A few years ago, I had the world’s best pork knuckle in Barcelona. It wasn’t long after the Great Portuguese Custard Tart Fight of 2007, in which Mr Lemur and I nearly came to blows in Lisbon after the ill-advised scoffing of the last custard tart by persons who shall remain nameless. Suffice it to say, I was aggrieved and ready for some revenge in the world of Iberian eating. Sweet sweet justice came along when we arrived in Barcelona and went to lunch in an unassuming bar that had been recommended to us. Sadly, I can’t remember the name of the bar, which was fairly central and nothing at all to look at, but filled up with locals at lunchtime. There were a few specials but the one that stood out immediately to me was pork knuckle in garlic.
Long-cooked meats are one of my favourite things and something about the phrase ‘pork knuckle’ just tells you it’s going to be good. Pork knuckle. Even saying it is appealing. Go on. Pork knuckle. Mr Lemur, however, did not share my enthusiasm because he hates eating meat on a bone if he thinks it might be finicky or that he’ll have to use his fingers. For him, the phrase ‘pork knuckle’ conjured up horrifying prospects of trying to wrest shards of meat from a giant bone without getting his fingers messy, and in public no less. He opted for the stuffed aubergine. I don’t think I have to tell you who won. My pork knuckle was sublime, with tender meat and a rich covering of very garlicky braising liquid. The meat fell away from the bone at the slightest touch. Mr Lemur was pissed off and the Custard Tart injustice was avenged. But ever since, pork knuckle has exerted a powerful force on my culinary imagination.

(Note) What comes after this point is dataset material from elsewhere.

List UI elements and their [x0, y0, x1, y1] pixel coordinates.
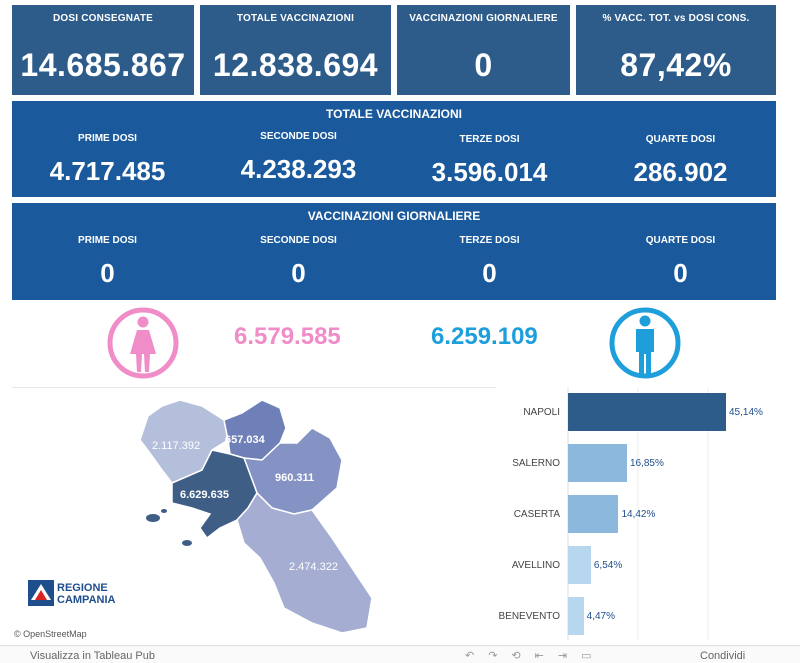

Of course, the problem is that I can never ever make pork knuckle that good. I haven’t even tried to replicate the Catalan dish because that way disappointment lies. But I often see pork knuckles at my local butcher and this weekend I decided to try something else to take advantage of all that piggy potential. Rather than a straight up braise, I cooked the meat propped up in a moat of flavouring liquid: that way, the meat gets imbued subtly with the flavour of the sauce while still remaining dry enough to produce crackling. Meanwhile, the liquid becomes intensely flavoured with rendered pork fat – you can skim most of it off at the end, but you still get a lovely rich sauce to soak the meat. After the success of the Nyonya braised beef I made a couple of months back, I thought I’d try some similar aromatic flavours for this rich pork dish.
Malaysian roast pork knuckle
- 1 pork knuckle, on the bone
- 4 shallots
- 6 cloves of garlic
- a thumb sized piece of ginger
- 3 star anise
- 3 cloves
- a chunk of cinnamon bark
- 6 dried red chilies
- 2 tbsp rice vinegar
- 2 tbsp dark soy sauce
- 1 tbsp palm sugar
- 1-2 cups water
- 4 tbsp oil
Chop the shallots in a mini prep until they become a paste. Fry in a large oven-friendly pot in the oil. It seems like a lot of oil but the shallots drink it up and you’ll be getting rid of it later anyway. Chop the garlic and ginger finely. When the shallots are beginning to colour, add them and sauté for a couple of minutes. Add the star anise, cloves, cinnamon and dried chilies and fry for just a minute until the spices release their aromas. Now add the vinegar, soy sauce and sugar, along with water to about 2 inches up the pot and stir well.
Score the skin of the pork (or have your butcher do this) and pat it carefully till very dry. Rub salt and pepper generously into the skin. Add the pork to the braising liquid, meat-side down so that all the skin remains dry. Bring the liquid to the boil and then transfer (uncovered) to an oven set very high at first (to help crisp up the crackling) and, after 15 minutes on high, turned down to gas mark 4 / 350 F / 180 C. Cook for about three hours, checking occasionally to make sure the liquid isn’t drying up.
When it comes out of the oven, the skin should already be nicely golden and fairly crispy. However, to finish the cracking, cut the skin off the meat and pop it back in the oven on a baking tray and turn the temperature right up until the skin really crisps up. (I should say that I didn’t plan this dish around crackling – if it’s your main objective, you’re probably better with pork belly and straight-up roasting it. The crackling on this dish wasn’t perfect but it was pretty good all the same.) While the meat is resting and the crackling crisping, skim most of the fat off the sauce with a spoon. Finally, cut the meat up roughly and serve pork, crackling and rich sauce along with rice and greens.